Ku berjalan menjauh dari tempat dudukku tadi dan keluar dari rumah sakit, aku mulai mengingat lagi dengan fonis dokter yang aku dapatkan hari ini. Jantung…mereka bilang aku sakit jantung. Seorang Alvin yang baru berusia 19 tahun dan tak pernah sakit tiba-tiba memiliki penyakit jantung. Parahnya lagi aku tak bisa menunggu lama jantung ini harus segera dicangkok. Dan siapapun tahu bahwa mencari jantung yang cocok itu sesulit mencari jarum dalam jerami. Mungkin harapan kecil bagiku tapi gadis kecil tadi juga membesarkan hatiku bahwa mungkin masih ada jalan lain yang harus ku tempuh dan kucoba.

1 minggu berlalu…
Tanpa satupun anggota keluargaku dan teman-teman kuliah yang tahu tentang penyakutku. Aku tetap menjalani rangkaian pengobatan rutin yang mulai aku jalanani minggu ini. Kini rumah sakit yang 1 minggu lalu ku datangi akan menjadi hunian baru bagiku.
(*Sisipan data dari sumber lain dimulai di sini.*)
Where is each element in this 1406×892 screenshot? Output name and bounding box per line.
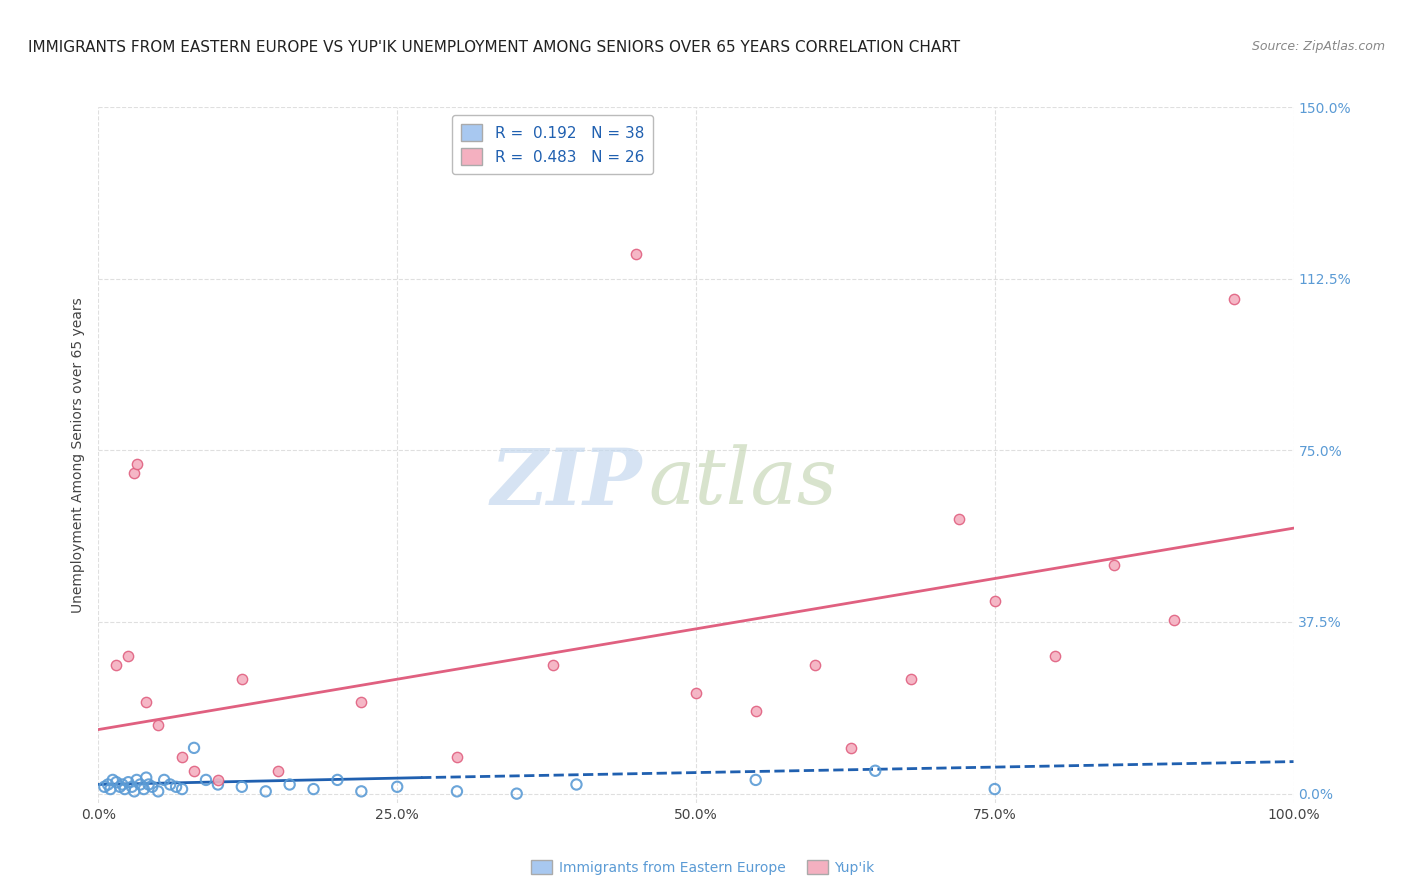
Point: [97, 777, 120, 791]
Point: [105, 775, 128, 789]
Point: [984, 594, 1007, 608]
Point: [138, 777, 160, 791]
Point: [172, 782, 194, 797]
Point: [159, 777, 181, 791]
Legend: Immigrants from Eastern Europe, Yup'ik: Immigrants from Eastern Europe, Yup'ik: [526, 855, 880, 880]
Legend: R =  0.192   N = 38, R =  0.483   N = 26: R = 0.192 N = 38, R = 0.483 N = 26: [451, 115, 654, 175]
Point: [231, 780, 253, 794]
Point: [117, 649, 139, 664]
Point: [101, 772, 124, 787]
Point: [153, 772, 176, 787]
Point: [135, 695, 157, 709]
Point: [124, 467, 146, 481]
Point: [254, 784, 277, 798]
Point: [1104, 558, 1126, 572]
Point: [1043, 649, 1066, 664]
Point: [105, 658, 128, 673]
Point: [626, 246, 648, 260]
Text: atlas: atlas: [648, 444, 837, 521]
Point: [278, 777, 301, 791]
Point: [745, 772, 768, 787]
Text: IMMIGRANTS FROM EASTERN EUROPE VS YUP'IK UNEMPLOYMENT AMONG SENIORS OVER 65 YEAR: IMMIGRANTS FROM EASTERN EUROPE VS YUP'IK…: [28, 40, 960, 55]
Point: [804, 658, 827, 673]
Point: [111, 777, 134, 791]
Point: [117, 775, 139, 789]
Point: [984, 782, 1007, 797]
Point: [183, 764, 205, 778]
Point: [350, 695, 373, 709]
Point: [745, 704, 768, 718]
Y-axis label: Unemployment Among Seniors over 65 years: Unemployment Among Seniors over 65 years: [72, 297, 86, 613]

Setelah menjalani rangkaian pemeriksaan, aku kembali mendatangi tempat sebelumnya ketika ku temui gadis kecil itu. Ku duduk menunggu, 15 menit, 30 menit, 60 menit, 90 menit, sampai aku mulai bosan menghitung seberapa lama aku menunggu tapi gadis itu tak juga muncul. Aku beranjak mencoba mencarinya tapi langkahku terhenti ketika ku lihat ibu yang kemarin memanggil anak itu tengah menangis tersedu-sedu di depan ruang ICU.
“tante…” Bisikku. Dia berdiri segera dan menghapus air matanya. Batinku tergerak dan ku peluk ibu itu. Merasakan kesedihan yang sama jika mamaku tahu tentang penyakitku. Ibu itu pun demikian aku yakin ia tengah menangisi anak lucu itu. Ia menangis dipelukanku.
Setelah itu kami berbincang diruang tunggu dengan segelas kopi dingin di genggaman kami.
“namanya Syakira…”ia memulai perbincangan. “umurnya baru saja 7 tahun.”ia berhenti sejenak dan meminum kopinya. Air matanya menetes lagi. ia menghapusnya dengan tisu yang ada di tangan kirinya. “tapi malangnya, gadis cantik yang aku lahirkan dengan susah payah mengalami penderitaan yang tiada henti sejak dia lahir.” Ku rangkul ibu itu dan menghapus air matanya untuk sekedar mengurangi bebannya. Disaat-saat seperti ini aku tak peduli akan pembicaraan orang melihatku memeluk seorang tante. yang ku fikirkan adalah mungkin mama akan merasakan hal yang sama. “dia adalah anak hasil bayi tabung…tanpa aku kira sebelumnya, ternyata dia memilik banyak kelainan kesehatan. Bahkan dokter bilang ini tak akan berhasil. Syakira tidak akan bisa hidup bertahan lebih dari 4 tahun, seberapa keraspun aku mencoba untuk membuatnya hidup lebih lama. Tapi tuhan berkehendak lain. Syakira bisa hidup sampai detik ini. Yang aku paling sesali adalah mengapa selama 7 tahun ini ia harus menetap di rumah sakit. Andaikan saja aku bisa membawanya lari dan jauh dari rumah sakit yang menjijikan ini tapi kenyataannya ia tak pernah bisa hidup berjauhan dengan rumah sakit. Hampir seluruh rumah sakit di Indonesia telah kami singgahi hanya untuk menyelamatkan satu nyawa saja. Bahkan kami sempat menetap di singapura selama 3 tahun belakangan ini tapi kenyataan tak pernah bisa sesuai dengan apa yang kita harapkan. Takdir tetaplah takdir. Dan itulah mengapa Syakira pandai berbahasa Inggris karena dia bilang saat kami tinggal di singapura ‘mungkinkah ini rumah terakhir bagiku? Jika iya, mungkin aku harus belajar bahasa inggris dengan benar mom…’ itu kata-kata yang paling menyakitkan bagiku.” ia menghela nafas panjang.
“tapi…bukankah Ayah Syakira seharusnya bersama kalian?”tanyaku.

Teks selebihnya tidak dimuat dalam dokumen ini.